Noël, fête du retour de la lumière, tire son origine des cycles de la nature

Durée de lecture : 7 minutes
Quotidien Écologie et spiritualité NoëlLa fête de Noël doit beaucoup au lien oublié de nos sociétés avec la nature. Reporterre vous emmène en voyage dans les temps de la Rome antique et des traditions celtiques.
D’où vient Noël ? La question semble avoir été posée mille fois, et sa réponse entendue : la date a été choisie par l’Église chrétienne pour fêter la naissance du Christ. Mais pourquoi cette date du 25 décembre ? Pourquoi la fin d’année, pourquoi si près du solstice d’hiver, qui marque le jour le plus court ? Et pourquoi ces symboles, du sapin à la bûche, en passant par les cadeaux ?
La première trace d’une fête chrétienne le 25 décembre remonte aux années 330, à Rome.
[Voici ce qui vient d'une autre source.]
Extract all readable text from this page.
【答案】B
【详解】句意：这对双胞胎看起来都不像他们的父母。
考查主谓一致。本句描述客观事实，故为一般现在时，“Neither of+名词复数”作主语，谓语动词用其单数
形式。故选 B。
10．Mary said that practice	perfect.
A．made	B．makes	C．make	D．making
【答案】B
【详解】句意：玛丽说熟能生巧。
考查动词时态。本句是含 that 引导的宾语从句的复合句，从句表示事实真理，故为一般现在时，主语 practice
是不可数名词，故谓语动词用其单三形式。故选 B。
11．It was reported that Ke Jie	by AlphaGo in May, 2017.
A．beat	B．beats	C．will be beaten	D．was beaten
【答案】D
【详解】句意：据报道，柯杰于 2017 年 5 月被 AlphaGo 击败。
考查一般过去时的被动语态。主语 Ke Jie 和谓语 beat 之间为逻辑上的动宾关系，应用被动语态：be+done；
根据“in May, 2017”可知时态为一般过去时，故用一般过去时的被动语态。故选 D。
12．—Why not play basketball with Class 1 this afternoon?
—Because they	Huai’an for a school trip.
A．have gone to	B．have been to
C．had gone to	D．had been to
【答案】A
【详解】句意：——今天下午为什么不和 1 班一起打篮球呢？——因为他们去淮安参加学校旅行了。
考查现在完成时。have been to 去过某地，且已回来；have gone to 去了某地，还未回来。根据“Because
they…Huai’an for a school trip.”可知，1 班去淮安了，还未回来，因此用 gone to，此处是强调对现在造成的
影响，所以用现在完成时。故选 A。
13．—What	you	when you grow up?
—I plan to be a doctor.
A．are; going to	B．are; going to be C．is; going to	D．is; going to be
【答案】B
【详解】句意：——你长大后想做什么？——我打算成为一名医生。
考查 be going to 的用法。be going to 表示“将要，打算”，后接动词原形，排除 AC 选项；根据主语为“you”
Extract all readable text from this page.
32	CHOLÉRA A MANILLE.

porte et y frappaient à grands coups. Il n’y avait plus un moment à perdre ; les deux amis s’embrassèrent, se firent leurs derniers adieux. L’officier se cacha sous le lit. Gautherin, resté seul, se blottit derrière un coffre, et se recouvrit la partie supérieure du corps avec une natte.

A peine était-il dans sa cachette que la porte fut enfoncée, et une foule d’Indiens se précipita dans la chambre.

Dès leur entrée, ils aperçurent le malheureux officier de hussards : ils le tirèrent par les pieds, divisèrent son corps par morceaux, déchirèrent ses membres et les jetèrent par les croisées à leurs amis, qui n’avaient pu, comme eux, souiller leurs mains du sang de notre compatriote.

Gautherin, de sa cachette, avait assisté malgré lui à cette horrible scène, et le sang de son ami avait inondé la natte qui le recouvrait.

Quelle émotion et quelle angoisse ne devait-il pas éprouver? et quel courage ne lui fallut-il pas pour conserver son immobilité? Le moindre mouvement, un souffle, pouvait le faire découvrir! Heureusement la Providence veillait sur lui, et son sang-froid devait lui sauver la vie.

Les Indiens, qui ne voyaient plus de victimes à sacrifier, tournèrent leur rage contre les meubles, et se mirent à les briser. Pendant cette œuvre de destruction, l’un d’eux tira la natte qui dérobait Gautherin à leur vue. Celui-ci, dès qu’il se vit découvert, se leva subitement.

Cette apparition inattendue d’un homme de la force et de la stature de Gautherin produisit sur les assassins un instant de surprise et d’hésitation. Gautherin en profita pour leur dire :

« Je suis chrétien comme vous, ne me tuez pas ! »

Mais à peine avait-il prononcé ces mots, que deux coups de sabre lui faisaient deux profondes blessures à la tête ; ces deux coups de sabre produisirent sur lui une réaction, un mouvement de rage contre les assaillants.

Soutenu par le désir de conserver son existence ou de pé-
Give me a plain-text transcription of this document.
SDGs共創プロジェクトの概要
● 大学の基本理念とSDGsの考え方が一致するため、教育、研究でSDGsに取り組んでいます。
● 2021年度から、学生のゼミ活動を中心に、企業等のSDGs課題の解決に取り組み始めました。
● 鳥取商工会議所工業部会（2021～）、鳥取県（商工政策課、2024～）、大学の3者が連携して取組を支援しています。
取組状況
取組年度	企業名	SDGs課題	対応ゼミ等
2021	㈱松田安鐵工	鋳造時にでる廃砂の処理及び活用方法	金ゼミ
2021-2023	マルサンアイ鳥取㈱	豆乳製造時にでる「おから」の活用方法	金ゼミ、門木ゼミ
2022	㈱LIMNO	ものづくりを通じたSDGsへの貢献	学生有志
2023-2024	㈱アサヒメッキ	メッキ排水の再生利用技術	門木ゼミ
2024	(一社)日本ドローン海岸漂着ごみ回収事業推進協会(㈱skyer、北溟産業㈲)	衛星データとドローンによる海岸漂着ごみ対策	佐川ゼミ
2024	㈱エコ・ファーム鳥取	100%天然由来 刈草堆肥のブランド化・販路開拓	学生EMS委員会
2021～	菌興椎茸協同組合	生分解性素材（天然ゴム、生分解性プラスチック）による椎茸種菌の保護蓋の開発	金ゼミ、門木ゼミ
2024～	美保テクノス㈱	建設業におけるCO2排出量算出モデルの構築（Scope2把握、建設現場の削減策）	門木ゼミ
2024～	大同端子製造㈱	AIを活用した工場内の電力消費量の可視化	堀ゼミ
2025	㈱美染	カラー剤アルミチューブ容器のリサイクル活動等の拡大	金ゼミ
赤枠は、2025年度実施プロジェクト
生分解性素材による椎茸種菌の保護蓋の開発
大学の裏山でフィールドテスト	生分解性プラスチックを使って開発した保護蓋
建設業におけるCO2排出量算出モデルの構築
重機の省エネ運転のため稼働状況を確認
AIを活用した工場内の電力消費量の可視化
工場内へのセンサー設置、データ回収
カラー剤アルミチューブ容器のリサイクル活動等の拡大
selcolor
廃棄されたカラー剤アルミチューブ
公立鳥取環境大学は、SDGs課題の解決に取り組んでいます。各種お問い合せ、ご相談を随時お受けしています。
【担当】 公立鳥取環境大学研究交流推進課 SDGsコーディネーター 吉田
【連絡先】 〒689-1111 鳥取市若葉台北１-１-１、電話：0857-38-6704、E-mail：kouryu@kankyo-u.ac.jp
À cette époque, la toute jeune Église cherche à « rattacher la vie du Christ à une histoire, mettre des dates et une chronologie », explique François Walter, professeur d’histoire honoraire à l’université de Genève et spécialiste de Noël. Mais plus personne ne se souvient de la date de naissance de Jésus… On mène alors l’enquête, cherchant des éléments de correspondance dans la Bible, le contexte, les paroles des uns ou des autres, et, finalement, « on décrète qu’il naît autour du 20, 25 décembre », rapporte l’historien.
« L’abondance promet l’abondance »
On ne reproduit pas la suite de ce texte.